Whether served at a bridal shower or Sunday brunch, melted in a sandwich or fried as an appetizer, pimiento cheese is always a hit. We’ll show you how to master the iconic mix at home and shed some light on it’s rise to fame.
- Dress it up or down, but be sure to use freshly shredded cheese. Trust us. That pre-shredded stuff just doesn’t cut it. It might seem like a time-saver, but the tiny little cheese pieces are coated in an anticaking agent to keep them from sticking together. This isn’t a problem if you’re making a quesadilla or tacos. But when it comes to making pimiento cheese, the anticaking agent on the pre-shredded stuff prevents you from creating the perfect pimiento cheese texture—and texture is everything.
- Use both sides of the box grater. For classic Southern style, shred half the cheese using the largest holes on a box grater and the other half with the finest holes. Our favorite is the OXO Box Grater from Crate and Barrel.
- Easy does it. Add the cheese gradually to the mayo mixture and gently stir while adding to prevent clumps from forming.

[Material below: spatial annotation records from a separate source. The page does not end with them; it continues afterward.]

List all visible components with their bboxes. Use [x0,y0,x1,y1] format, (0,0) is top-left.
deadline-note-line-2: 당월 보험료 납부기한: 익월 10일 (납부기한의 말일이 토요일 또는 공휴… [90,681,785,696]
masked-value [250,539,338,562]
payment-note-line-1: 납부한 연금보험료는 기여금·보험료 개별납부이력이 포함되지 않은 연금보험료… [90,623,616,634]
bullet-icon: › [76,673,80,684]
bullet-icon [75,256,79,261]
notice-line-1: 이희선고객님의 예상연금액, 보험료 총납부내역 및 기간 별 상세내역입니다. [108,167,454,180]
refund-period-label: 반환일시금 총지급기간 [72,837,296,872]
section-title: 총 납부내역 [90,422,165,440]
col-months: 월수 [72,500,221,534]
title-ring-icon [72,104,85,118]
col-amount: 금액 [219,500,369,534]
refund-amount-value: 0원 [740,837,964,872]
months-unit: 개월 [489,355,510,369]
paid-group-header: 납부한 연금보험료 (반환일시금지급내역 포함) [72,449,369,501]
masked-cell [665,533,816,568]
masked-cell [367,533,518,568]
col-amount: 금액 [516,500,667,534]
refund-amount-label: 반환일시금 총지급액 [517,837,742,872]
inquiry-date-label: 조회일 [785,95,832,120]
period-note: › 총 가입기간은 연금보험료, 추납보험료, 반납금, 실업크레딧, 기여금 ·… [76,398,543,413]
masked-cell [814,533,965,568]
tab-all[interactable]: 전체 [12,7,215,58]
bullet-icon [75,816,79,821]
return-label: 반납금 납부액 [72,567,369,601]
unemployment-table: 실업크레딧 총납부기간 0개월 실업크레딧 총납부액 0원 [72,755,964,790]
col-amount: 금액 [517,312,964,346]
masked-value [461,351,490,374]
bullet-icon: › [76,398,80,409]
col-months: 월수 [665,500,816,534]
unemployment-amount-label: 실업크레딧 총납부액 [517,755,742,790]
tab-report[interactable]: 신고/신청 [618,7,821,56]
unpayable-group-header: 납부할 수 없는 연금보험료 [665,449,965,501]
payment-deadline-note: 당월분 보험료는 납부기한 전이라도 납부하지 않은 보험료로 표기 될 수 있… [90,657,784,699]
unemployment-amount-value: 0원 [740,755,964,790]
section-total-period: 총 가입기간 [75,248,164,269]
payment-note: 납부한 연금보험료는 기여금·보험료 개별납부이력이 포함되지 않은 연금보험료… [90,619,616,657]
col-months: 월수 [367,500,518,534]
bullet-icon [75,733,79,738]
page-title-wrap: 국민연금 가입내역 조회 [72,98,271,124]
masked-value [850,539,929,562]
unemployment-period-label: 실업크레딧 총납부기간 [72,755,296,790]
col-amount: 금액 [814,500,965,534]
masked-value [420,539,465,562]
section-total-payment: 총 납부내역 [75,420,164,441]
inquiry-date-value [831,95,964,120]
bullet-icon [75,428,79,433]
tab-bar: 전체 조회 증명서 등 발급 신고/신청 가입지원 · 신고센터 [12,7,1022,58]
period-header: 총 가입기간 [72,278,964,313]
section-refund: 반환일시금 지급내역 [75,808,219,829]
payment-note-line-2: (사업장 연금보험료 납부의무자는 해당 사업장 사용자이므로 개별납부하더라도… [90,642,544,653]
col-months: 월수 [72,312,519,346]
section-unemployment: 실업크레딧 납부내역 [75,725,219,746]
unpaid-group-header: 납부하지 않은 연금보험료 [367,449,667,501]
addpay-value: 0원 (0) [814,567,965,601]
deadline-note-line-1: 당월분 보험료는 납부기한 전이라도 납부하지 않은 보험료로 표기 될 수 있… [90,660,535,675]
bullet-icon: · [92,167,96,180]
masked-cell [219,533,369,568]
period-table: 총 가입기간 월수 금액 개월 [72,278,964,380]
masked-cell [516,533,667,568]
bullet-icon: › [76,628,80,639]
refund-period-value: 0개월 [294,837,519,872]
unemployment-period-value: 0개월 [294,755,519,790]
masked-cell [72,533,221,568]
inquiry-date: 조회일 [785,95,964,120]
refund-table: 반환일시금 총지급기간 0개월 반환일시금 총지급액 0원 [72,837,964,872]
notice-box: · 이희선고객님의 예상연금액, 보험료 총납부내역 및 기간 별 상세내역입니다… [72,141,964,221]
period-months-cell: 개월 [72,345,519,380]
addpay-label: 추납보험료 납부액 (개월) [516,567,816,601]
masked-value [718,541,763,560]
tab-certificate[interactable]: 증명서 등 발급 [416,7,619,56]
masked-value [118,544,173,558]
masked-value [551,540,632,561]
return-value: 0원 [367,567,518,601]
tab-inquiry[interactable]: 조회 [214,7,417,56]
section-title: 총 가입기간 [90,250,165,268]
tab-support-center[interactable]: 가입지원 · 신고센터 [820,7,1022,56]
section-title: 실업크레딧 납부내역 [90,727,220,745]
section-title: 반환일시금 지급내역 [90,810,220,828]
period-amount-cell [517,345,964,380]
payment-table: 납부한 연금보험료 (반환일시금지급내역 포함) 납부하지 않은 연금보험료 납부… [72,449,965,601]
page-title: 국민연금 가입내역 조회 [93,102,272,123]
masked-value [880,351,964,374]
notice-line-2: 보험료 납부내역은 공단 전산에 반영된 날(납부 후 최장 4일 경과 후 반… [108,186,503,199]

- High-quality ingredients are key. Make sure to use high-quality mayonnaise, such as Hellmann’s or Duke’s. It will make a difference in both flavor and texture.
Spelled pimiento or pimento (both correct), this cheese concoction is as essential to our Southern identity as sweet tea. A cookbook containing one true recipe, let alone the many regional variations such as adding paprika or jalapeño peppers, is almost impossible to find; favorite recipes survive by way of oral tradition. Therefore, the popularity of this unique spread remains largely confined to the states below the Mason-Dixon Line, where it assumes its place as a Southern staple. Food Senior Writer, Donna Florio, says “Pimiento Cheese is possibly the most distinctive Southern dish. You might find barbecue or grits in other places, but if there’s pimiento cheese on the menu, you know there’s a Southerner in the kitchen.”